Los bebés, mientras están dentro del útero de su madre, se alimentan exclusivamente de las sustancias que les llegan a través del cordón umbilical. No será hasta que nazcan cuando empiecen a comer alimentos.

Seguro que has oído que es fundamental la alimentación de la madre durante los meses de embarazo. Esto se debe a que el feto se alimenta exclusivamente de los nutrientes que ingiere su madre y que le llegan a través del cordón umbilical. Todas las vitaminas, proteínas, minerales, etc. que la madre coma, le llegarán al bebé a través de la sangre del cordón.

Además, el feto se alimenta también de las sustancias nutritivas que contiene el líquido amniótico, aunque su alimento principal para crecer y desarrollarse proviene de las sustancias disueltas en la sangre de la madre que atraviesan la placenta y le llegan a través del cordón.

El cordón umbilical está formado por tres conductos por donde pasa el flujo sanguíneo: dos arterias, encargadas de transportar la sangre del bebé a la placenta, y una vena, que conduce la sangre de la madre al bebé.

La vena se encarga de llevar hasta el feto la sangre con nutrientes, alimento y oxígeno, transformados y depurados previamente por la placenta.
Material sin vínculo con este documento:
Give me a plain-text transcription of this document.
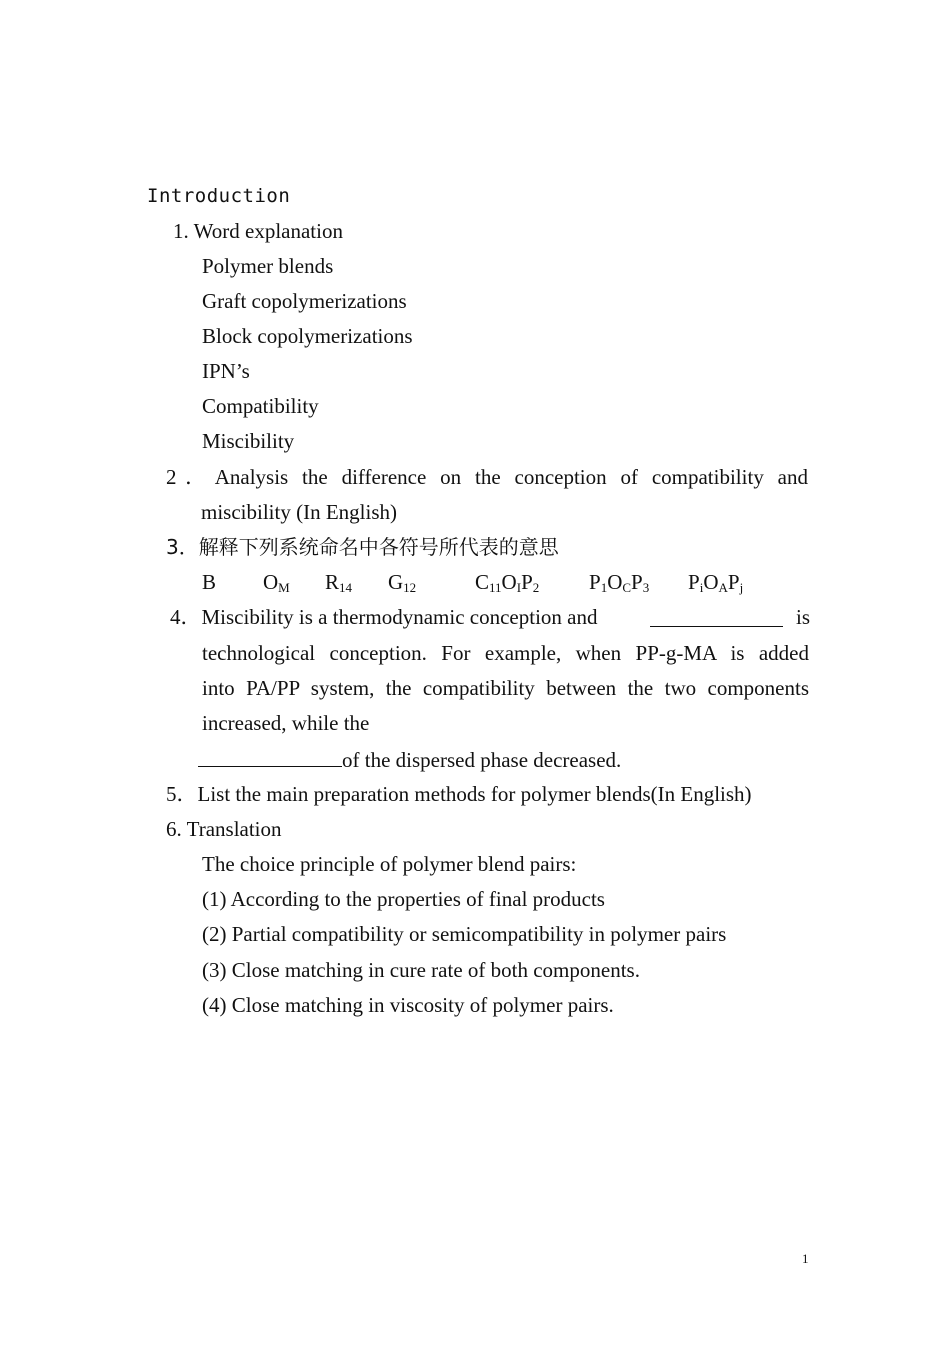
Introduction
1. Word explanation
Polymer blends
Graft copolymerizations
Block copolymerizations
IPN’s
Compatibility
Miscibility
2．Analysis the difference on the conception of compatibility and
miscibility (In English)
3．解释下列系统命名中各符号所代表的意思
B $O_M$ $R_{14}$ $G_{12}$	$C_{11}O_IP_2$ $P_1O_CP_3$ $P_iO_AP_j$
4．Miscibility is a thermodynamic conception and	is
technological conception. For example, when PP-g-MA is added
into PA/PP system, the compatibility between the two components
increased, while the
of the dispersed phase decreased.
5．List the main preparation methods for polymer blends(In English)
6. Translation
The choice principle of polymer blend pairs:
(1) According to the properties of final products
(2) Partial compatibility or semicompatibility in polymer pairs
(3) Close matching in cure rate of both components.
(4) Close matching in viscosity of polymer pairs.
1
Mientras que las arterias devuelven al torrente sanguíneo de la madre la sangre con los desechos del bebé para que los depure y los elimine.
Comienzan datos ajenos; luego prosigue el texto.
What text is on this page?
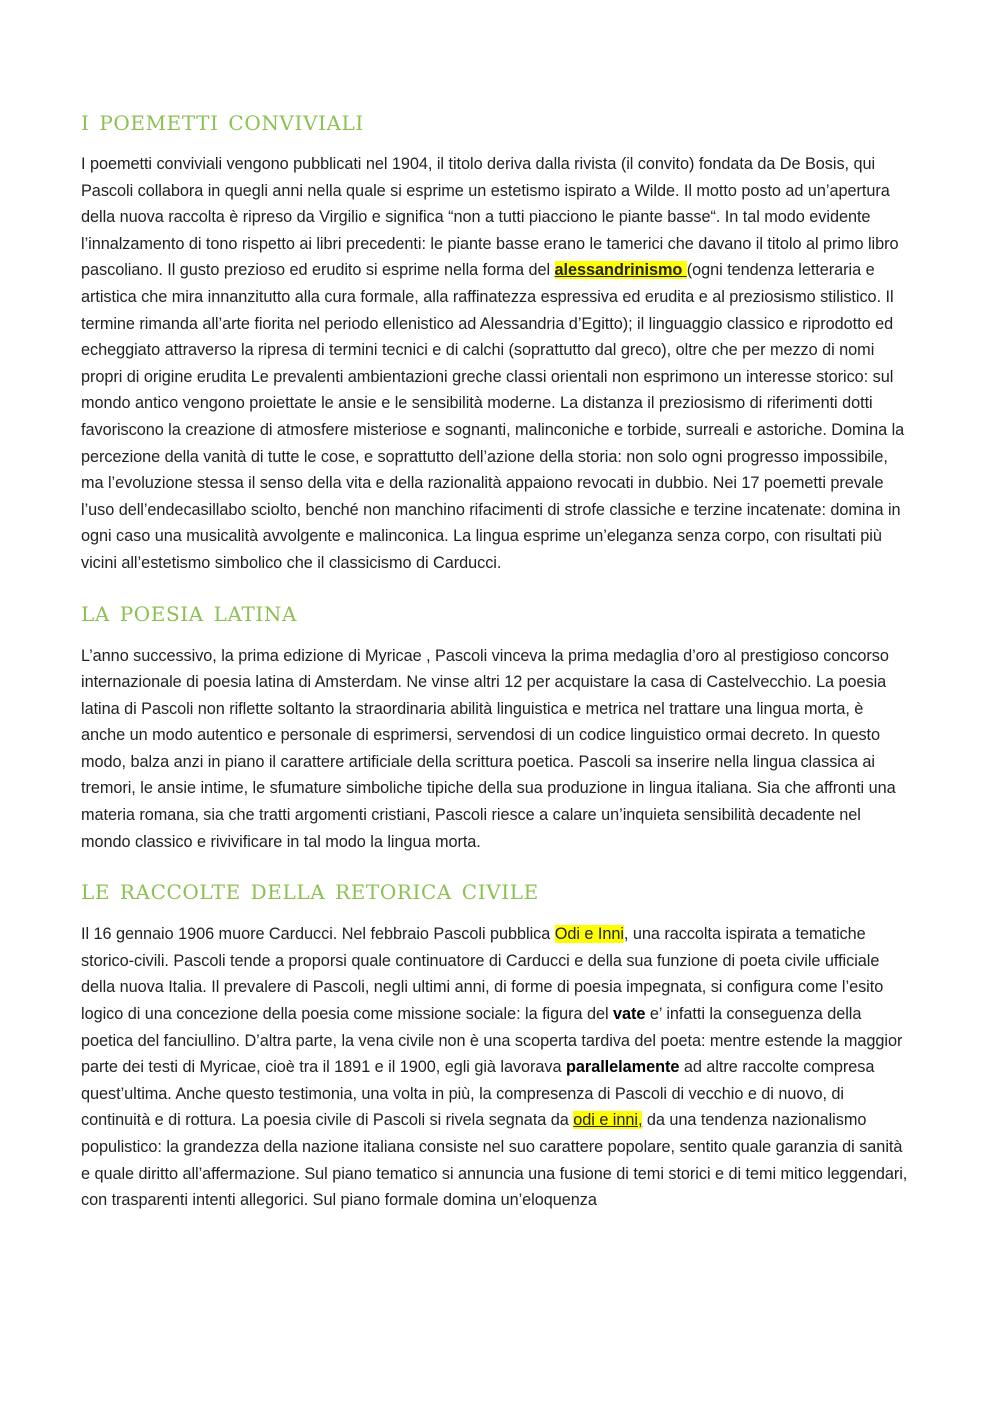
i poemetti conviviali

I poemetti conviviali vengono pubblicati nel 1904, il titolo deriva dalla rivista (il convito) fondata da De Bosis, qui Pascoli collabora in quegli anni nella quale si esprime un estetismo ispirato a Wilde. Il motto posto ad un’apertura della nuova raccolta è ripreso da Virgilio e significa “non a tutti piacciono le piante basse“. In tal modo evidente l’innalzamento di tono rispetto ai libri precedenti: le piante basse erano le tamerici che davano il titolo al primo libro pascoliano. Il gusto prezioso ed erudito si esprime nella forma del alessandrinismo (ogni tendenza letteraria e artistica che mira innanzitutto alla cura formale, alla raffinatezza espressiva ed erudita e al preziosismo stilistico. Il termine rimanda all’arte fiorita nel periodo ellenistico ad Alessandria d’Egitto); il linguaggio classico e riprodotto ed echeggiato attraverso la ripresa di termini tecnici e di calchi (soprattutto dal greco), oltre che per mezzo di nomi propri di origine erudita Le prevalenti ambientazioni greche classi orientali non esprimono un interesse storico: sul mondo antico vengono proiettate le ansie e le sensibilità moderne. La distanza il preziosismo di riferimenti dotti favoriscono la creazione di atmosfere misteriose e sognanti, malinconiche e torbide, surreali e astoriche. Domina la percezione della vanità di tutte le cose, e soprattutto dell’azione della storia: non solo ogni progresso impossibile, ma l’evoluzione stessa il senso della vita e della razionalità appaiono revocati in dubbio. Nei 17 poemetti prevale l’uso dell’endecasillabo sciolto, benché non manchino rifacimenti di strofe classiche e terzine incatenate: domina in ogni caso una musicalità avvolgente e malinconica. La lingua esprime un’eleganza senza corpo, con risultati più vicini all’estetismo simbolico che il classicismo di Carducci.

la poesia latina

L’anno successivo, la prima edizione di Myricae , Pascoli vinceva la prima medaglia d’oro al prestigioso concorso internazionale di poesia latina di Amsterdam. Ne vinse altri 12 per acquistare la casa di Castelvecchio. La poesia latina di Pascoli non riflette soltanto la straordinaria abilità linguistica e metrica nel trattare una lingua morta, è anche un modo autentico e personale di esprimersi, servendosi di un codice linguistico ormai decreto. In questo modo, balza anzi in piano il carattere artificiale della scrittura poetica. Pascoli sa inserire nella lingua classica ai tremori, le ansie intime, le sfumature simboliche tipiche della sua produzione in lingua italiana. Sia che affronti una materia romana, sia che tratti argomenti cristiani, Pascoli riesce a calare un’inquieta sensibilità decadente nel mondo classico e rivivificare in tal modo la lingua morta.

le raccolte della retorica civile

Il 16 gennaio 1906 muore Carducci. Nel febbraio Pascoli pubblica Odi e Inni, una raccolta ispirata a tematiche storico-civili. Pascoli tende a proporsi quale continuatore di Carducci e della sua funzione di poeta civile ufficiale della nuova Italia. Il prevalere di Pascoli, negli ultimi anni, di forme di poesia impegnata, si configura come l’esito logico di una concezione della poesia come missione sociale: la figura del vate e’ infatti la conseguenza della poetica del fanciullino. D’altra parte, la vena civile non è una scoperta tardiva del poeta: mentre estende la maggior parte dei testi di Myricae, cioè tra il 1891 e il 1900, egli già lavorava parallelamente ad altre raccolte compresa quest’ultima. Anche questo testimonia, una volta in più, la compresenza di Pascoli di vecchio e di nuovo, di continuità e di rottura. La poesia civile di Pascoli si rivela segnata da odi e inni, da una tendenza nazionalismo populistico: la grandezza della nazione italiana consiste nel suo carattere popolare, sentito quale garanzia di sanità e quale diritto all’affermazione. Sul piano tematico si annuncia una fusione di temi storici e di temi mitico leggendari, con trasparenti intenti allegorici. Sul piano formale domina un’eloquenza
Por eso es fundamental que tanto la placenta como el cordón umbilical funcionen perfectamente ya que son los encargados de llevar la vida al bebé. Una placenta envejecida prematuramente o un cordón umbilical con malformaciones o prolapsos no pueden suministrar al bebé el oxígeno y el alimento que necesita para crecer y desarrollarse. Por eso, en las ecografías del embarazo se estudia tanto la placenta como el cordón, para asegurarse de que todo va bien.

 

 

 

Fuente:

- En familia, blog de la AEP: http://enfamilia.aeped.es/edades-etapas/cuidados-cordon-umbilical

- Huggins-Cooper, Lynn, Maravillosamente embarazada (2005), Ed. Nautilus.